Laya Healthcare, the second biggest health insurer, is to hike its prices by 20pc from the start of March.
The rises are double what were expected.
And GloHealth said it will pass on the higher levy imposed on all policies by the Government.
This will increase adult plans by €49 each, and children's premiums by €15 each.
Glo policies went up at the start of January.
Laya blamed changes to Government policy for the massive hike. The insurance provider has close to half a million customers. It is the third price rise announced by Laya in just over a year.
The move will send its mid-range Company Care With Excess plan up by €500 a year for a family of two adults and two children.
When restrictions on tax reliefs on health policies imposed in the Budget are taken into account, the same plan for a family will have shot up by €1,016 in a year.
This is a rise of 36pc, according to Dermot Goode of Healthinsurancesavings.ie.
Laya's cheapest plan, Essential Connect Family, is set to go up by close to €290 a year for a family of two adults and two children.
Laya's top plan, Essential Plus, will rise by €900 for a family for those renewing from March, or taking out the plan then for the first time.
When the impact of tax relief changes are accounted for, the cost for a family will have jumped by €1,578 by March. This is a rise of 37pc, Mr Goode said.

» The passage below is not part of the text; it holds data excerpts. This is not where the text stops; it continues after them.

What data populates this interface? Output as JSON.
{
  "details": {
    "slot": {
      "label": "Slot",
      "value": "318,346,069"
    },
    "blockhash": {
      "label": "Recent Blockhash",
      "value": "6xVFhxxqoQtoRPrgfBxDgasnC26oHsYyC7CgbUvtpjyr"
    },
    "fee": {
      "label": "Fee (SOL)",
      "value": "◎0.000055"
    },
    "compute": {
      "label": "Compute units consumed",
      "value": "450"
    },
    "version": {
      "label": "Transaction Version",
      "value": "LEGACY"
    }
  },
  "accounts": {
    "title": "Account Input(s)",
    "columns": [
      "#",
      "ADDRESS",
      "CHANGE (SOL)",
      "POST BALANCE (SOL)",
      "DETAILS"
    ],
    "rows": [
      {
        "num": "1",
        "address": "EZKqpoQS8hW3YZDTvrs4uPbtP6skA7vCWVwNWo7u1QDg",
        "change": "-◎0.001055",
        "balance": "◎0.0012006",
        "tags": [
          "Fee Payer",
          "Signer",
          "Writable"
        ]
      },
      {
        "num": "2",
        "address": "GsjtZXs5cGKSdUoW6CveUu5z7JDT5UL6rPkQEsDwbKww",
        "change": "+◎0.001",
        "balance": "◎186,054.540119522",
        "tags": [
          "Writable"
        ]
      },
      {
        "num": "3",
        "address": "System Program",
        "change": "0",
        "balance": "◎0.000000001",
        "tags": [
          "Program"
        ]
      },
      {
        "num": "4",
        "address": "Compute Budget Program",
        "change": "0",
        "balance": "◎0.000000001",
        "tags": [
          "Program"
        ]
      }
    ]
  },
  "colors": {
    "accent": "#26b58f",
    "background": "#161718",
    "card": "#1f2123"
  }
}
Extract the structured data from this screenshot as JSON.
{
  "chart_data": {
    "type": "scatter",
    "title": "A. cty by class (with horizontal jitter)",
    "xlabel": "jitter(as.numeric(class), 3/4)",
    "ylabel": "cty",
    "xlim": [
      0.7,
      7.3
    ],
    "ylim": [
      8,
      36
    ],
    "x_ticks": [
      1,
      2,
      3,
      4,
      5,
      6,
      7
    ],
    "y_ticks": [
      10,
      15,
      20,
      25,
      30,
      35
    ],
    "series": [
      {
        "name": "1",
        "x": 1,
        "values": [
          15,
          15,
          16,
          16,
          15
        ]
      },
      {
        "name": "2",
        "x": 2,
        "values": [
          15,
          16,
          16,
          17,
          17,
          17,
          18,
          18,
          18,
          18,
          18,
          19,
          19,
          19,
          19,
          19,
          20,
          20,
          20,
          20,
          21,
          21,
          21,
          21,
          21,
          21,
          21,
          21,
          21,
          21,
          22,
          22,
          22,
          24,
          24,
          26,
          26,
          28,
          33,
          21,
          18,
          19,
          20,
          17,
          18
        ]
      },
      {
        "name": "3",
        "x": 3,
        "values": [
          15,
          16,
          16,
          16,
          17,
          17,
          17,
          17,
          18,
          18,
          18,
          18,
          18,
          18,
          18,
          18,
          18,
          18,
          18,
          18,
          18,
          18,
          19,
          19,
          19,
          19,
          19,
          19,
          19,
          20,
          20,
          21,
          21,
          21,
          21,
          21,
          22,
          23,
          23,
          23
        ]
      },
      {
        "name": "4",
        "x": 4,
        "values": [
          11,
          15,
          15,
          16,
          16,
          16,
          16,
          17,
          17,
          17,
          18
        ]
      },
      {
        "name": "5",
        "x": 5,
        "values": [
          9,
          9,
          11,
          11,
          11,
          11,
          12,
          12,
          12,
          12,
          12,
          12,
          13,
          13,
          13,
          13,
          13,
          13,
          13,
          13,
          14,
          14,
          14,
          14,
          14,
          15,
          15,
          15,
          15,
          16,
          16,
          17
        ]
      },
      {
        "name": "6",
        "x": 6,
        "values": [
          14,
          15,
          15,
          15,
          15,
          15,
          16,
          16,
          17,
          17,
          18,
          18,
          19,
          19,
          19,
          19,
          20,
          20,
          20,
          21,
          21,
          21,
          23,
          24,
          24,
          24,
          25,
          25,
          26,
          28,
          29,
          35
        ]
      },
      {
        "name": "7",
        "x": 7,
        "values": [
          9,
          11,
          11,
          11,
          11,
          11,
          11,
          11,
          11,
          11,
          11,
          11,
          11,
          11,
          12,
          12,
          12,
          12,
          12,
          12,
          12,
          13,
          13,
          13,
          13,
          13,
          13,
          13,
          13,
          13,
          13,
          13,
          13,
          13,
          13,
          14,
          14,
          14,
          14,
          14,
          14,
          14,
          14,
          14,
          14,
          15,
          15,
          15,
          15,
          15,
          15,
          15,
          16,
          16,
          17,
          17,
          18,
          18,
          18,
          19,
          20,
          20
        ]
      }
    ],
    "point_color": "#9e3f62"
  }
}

He said he was shocked at the extent of the Laya rises, with the market expecting a rise of 10pc. Many people would now reconsider remaining insured with such high, and so many, premium price rises.

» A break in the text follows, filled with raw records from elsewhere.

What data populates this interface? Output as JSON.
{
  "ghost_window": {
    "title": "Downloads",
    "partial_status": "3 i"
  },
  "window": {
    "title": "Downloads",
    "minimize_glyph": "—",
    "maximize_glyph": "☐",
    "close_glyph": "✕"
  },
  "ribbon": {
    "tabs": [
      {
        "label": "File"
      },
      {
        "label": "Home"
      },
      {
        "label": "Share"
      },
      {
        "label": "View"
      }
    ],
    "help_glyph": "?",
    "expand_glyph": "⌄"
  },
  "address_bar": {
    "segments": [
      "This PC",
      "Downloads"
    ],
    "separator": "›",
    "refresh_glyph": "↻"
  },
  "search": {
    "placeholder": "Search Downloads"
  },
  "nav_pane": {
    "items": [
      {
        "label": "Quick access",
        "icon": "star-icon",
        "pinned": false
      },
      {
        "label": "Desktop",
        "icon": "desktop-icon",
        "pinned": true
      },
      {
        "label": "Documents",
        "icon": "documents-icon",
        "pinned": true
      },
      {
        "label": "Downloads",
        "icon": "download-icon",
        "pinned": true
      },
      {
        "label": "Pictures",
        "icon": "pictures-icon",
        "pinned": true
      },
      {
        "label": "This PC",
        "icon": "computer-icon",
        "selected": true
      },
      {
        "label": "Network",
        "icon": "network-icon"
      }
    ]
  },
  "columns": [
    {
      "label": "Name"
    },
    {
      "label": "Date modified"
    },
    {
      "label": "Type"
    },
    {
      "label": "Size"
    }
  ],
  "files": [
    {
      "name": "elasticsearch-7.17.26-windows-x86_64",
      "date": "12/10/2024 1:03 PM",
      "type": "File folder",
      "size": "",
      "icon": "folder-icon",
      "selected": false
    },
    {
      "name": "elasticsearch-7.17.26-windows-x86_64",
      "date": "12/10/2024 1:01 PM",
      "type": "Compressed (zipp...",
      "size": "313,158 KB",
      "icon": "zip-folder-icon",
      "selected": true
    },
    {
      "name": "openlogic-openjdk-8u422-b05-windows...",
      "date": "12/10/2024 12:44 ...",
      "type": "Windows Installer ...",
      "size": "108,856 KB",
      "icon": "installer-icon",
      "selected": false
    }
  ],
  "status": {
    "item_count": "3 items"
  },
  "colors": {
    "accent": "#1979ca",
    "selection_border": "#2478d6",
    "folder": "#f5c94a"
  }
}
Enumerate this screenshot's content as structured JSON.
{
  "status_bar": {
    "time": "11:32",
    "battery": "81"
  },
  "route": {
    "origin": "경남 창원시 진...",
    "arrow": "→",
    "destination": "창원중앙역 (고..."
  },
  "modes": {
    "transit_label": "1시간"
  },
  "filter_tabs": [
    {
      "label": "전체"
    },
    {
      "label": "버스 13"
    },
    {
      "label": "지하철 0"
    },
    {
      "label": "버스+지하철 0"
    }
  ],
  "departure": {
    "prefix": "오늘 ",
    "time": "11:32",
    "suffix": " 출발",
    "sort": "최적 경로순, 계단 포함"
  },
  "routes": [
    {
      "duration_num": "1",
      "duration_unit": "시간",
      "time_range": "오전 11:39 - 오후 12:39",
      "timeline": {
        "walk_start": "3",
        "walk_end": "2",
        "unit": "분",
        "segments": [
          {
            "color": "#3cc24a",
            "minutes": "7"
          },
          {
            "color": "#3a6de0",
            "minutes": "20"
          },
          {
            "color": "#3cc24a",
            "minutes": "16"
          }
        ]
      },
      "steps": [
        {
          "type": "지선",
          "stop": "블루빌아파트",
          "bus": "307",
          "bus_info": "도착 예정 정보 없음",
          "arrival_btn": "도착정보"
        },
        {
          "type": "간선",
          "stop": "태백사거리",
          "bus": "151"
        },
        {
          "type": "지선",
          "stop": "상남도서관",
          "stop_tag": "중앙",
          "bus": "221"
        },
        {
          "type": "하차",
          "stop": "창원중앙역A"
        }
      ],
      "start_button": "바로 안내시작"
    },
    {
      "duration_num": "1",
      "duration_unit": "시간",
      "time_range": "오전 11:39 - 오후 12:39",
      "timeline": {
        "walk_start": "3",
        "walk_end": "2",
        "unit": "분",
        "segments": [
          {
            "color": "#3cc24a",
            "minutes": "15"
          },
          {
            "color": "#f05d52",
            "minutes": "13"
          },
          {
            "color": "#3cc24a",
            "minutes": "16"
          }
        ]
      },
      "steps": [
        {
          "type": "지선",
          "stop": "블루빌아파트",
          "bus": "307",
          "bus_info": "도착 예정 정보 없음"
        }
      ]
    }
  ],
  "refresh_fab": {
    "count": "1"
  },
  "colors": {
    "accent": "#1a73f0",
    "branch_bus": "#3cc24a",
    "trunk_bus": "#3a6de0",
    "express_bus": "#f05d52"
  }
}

The move by Laya comes days after VHI Healthcare said it was pushing up its plans by an average of 3pc from March 1. Some VHI plans will go up by 6pc. There have been six VHI increases in the past three years.
The latest hike by the VHI will mean families will have to pay an extra €250 a year for cover with the state company.

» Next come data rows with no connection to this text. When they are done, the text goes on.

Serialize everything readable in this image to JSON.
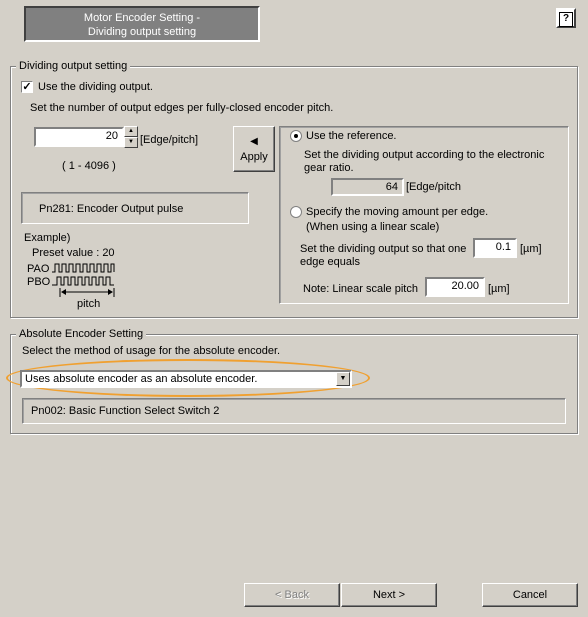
{
  "header": {
    "title_line1": "Motor Encoder Setting -",
    "title_line2": "Dividing output setting",
    "help_icon": "question-mark-icon",
    "help_label": "?"
  },
  "dividing": {
    "group_label": "Dividing output setting",
    "use_dividing_label": "Use the dividing output.",
    "use_dividing_checked": true,
    "instruction": "Set the number of output edges per fully-closed encoder pitch.",
    "edges_value": "20",
    "edges_unit": "[Edge/pitch]",
    "range": "( 1 - 4096 )",
    "apply_label": "Apply",
    "apply_icon": "arrow-left-icon",
    "param_label": "Pn281: Encoder Output pulse",
    "example_title": "Example)",
    "example_preset": "Preset value : 20",
    "pao_label": "PAO",
    "pbo_label": "PBO",
    "pitch_label": "pitch",
    "ref_radio_label": "Use the reference.",
    "ref_desc_line1": "Set the dividing output according to the electronic",
    "ref_desc_line2": "gear ratio.",
    "ref_value": "64",
    "ref_unit": "[Edge/pitch",
    "move_radio_label": "Specify the moving amount per edge.",
    "move_radio_sub": "(When using a linear scale)",
    "move_desc_line1": "Set the dividing output so that one",
    "move_desc_line2": "edge equals",
    "move_value": "0.1",
    "move_unit": "[µm]",
    "note_label": "Note: Linear scale pitch",
    "note_value": "20.00",
    "note_unit": "[µm]"
  },
  "absolute": {
    "group_label": "Absolute Encoder Setting",
    "instruction": "Select the method of usage for the absolute encoder.",
    "selected": "Uses absolute encoder as an absolute encoder.",
    "param_label": "Pn002: Basic Function Select Switch 2",
    "highlight_color": "#f0a030"
  },
  "footer": {
    "back_label": "< Back",
    "next_label": "Next >",
    "cancel_label": "Cancel"
  }
}
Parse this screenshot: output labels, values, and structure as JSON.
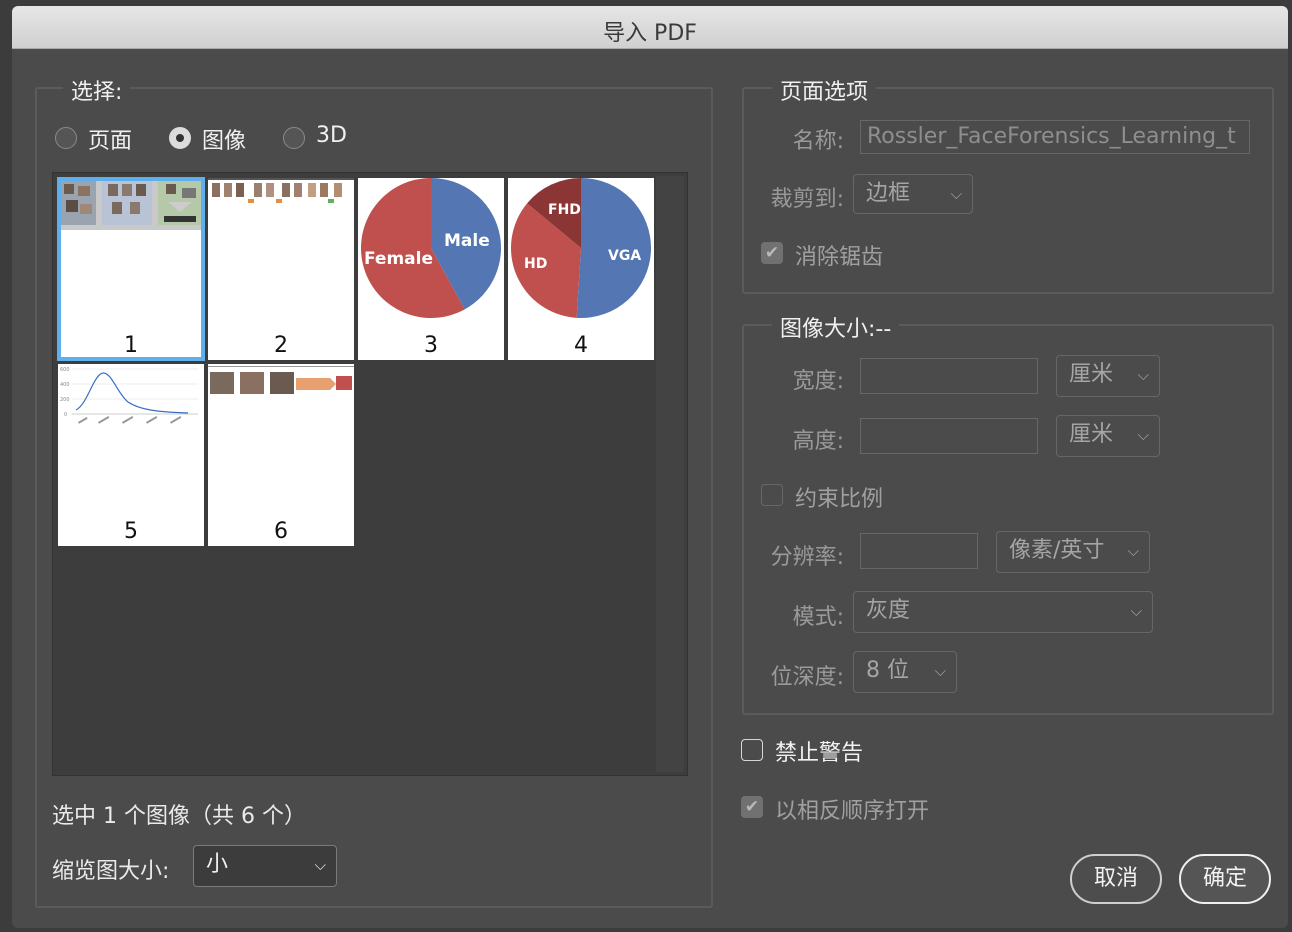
{
  "window": {
    "title": "导入 PDF"
  },
  "select_group": {
    "label": "选择:",
    "options": [
      {
        "label": "页面",
        "checked": false
      },
      {
        "label": "图像",
        "checked": true
      },
      {
        "label": "3D",
        "checked": false
      }
    ]
  },
  "thumbnails": [
    {
      "number": "1",
      "selected": true
    },
    {
      "number": "2",
      "selected": false
    },
    {
      "number": "3",
      "selected": false,
      "chart_data": {
        "type": "pie",
        "categories": [
          "Male",
          "Female"
        ],
        "values": [
          42,
          58
        ],
        "colors": [
          "#5476b3",
          "#c0504d"
        ]
      }
    },
    {
      "number": "4",
      "selected": false,
      "chart_data": {
        "type": "pie",
        "categories": [
          "VGA",
          "HD",
          "FHD"
        ],
        "values": [
          51,
          35,
          14
        ],
        "colors": [
          "#5476b3",
          "#c0504d",
          "#8b3535"
        ]
      }
    },
    {
      "number": "5",
      "selected": false,
      "chart_axis_labels": [
        "600",
        "400",
        "200",
        "0"
      ]
    },
    {
      "number": "6",
      "selected": false
    }
  ],
  "status": {
    "selected_text": "选中 1 个图像（共 6 个）"
  },
  "thumb_size": {
    "label": "缩览图大小:",
    "value": "小"
  },
  "page_options": {
    "label": "页面选项",
    "name_label": "名称:",
    "name_value": "Rossler_FaceForensics_Learning_t",
    "crop_label": "裁剪到:",
    "crop_value": "边框",
    "antialias_label": "消除锯齿",
    "antialias_checked": true
  },
  "image_size": {
    "label": "图像大小:--",
    "width_label": "宽度:",
    "width_value": "",
    "width_unit": "厘米",
    "height_label": "高度:",
    "height_value": "",
    "height_unit": "厘米",
    "constrain_label": "约束比例",
    "constrain_checked": false,
    "resolution_label": "分辨率:",
    "resolution_value": "",
    "resolution_unit": "像素/英寸",
    "mode_label": "模式:",
    "mode_value": "灰度",
    "depth_label": "位深度:",
    "depth_value": "8 位"
  },
  "suppress_warnings": {
    "label": "禁止警告",
    "checked": false
  },
  "reverse_order": {
    "label": "以相反顺序打开",
    "checked": true
  },
  "buttons": {
    "cancel": "取消",
    "ok": "确定"
  }
}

Laya blamed the rise in the levy imposed on policies of all insurers from March. The adult levy will rise by €49 per person. This is to distribute money among insurers to compensate them for having older, more expensive customers. VHI is the main beneficiary.
Laya managing director Donal Clancy said: "We are very conscious of the impact the market is having on our members. Unfortunately the market has come under unprecedented pressure from major increases by the Government, specifically further hikes to the Government health levy and the public beds redesignation charge."
He said the net cost of the levy to Laya will be around €72m in 2014 – an increase of 33pc compared with 2013.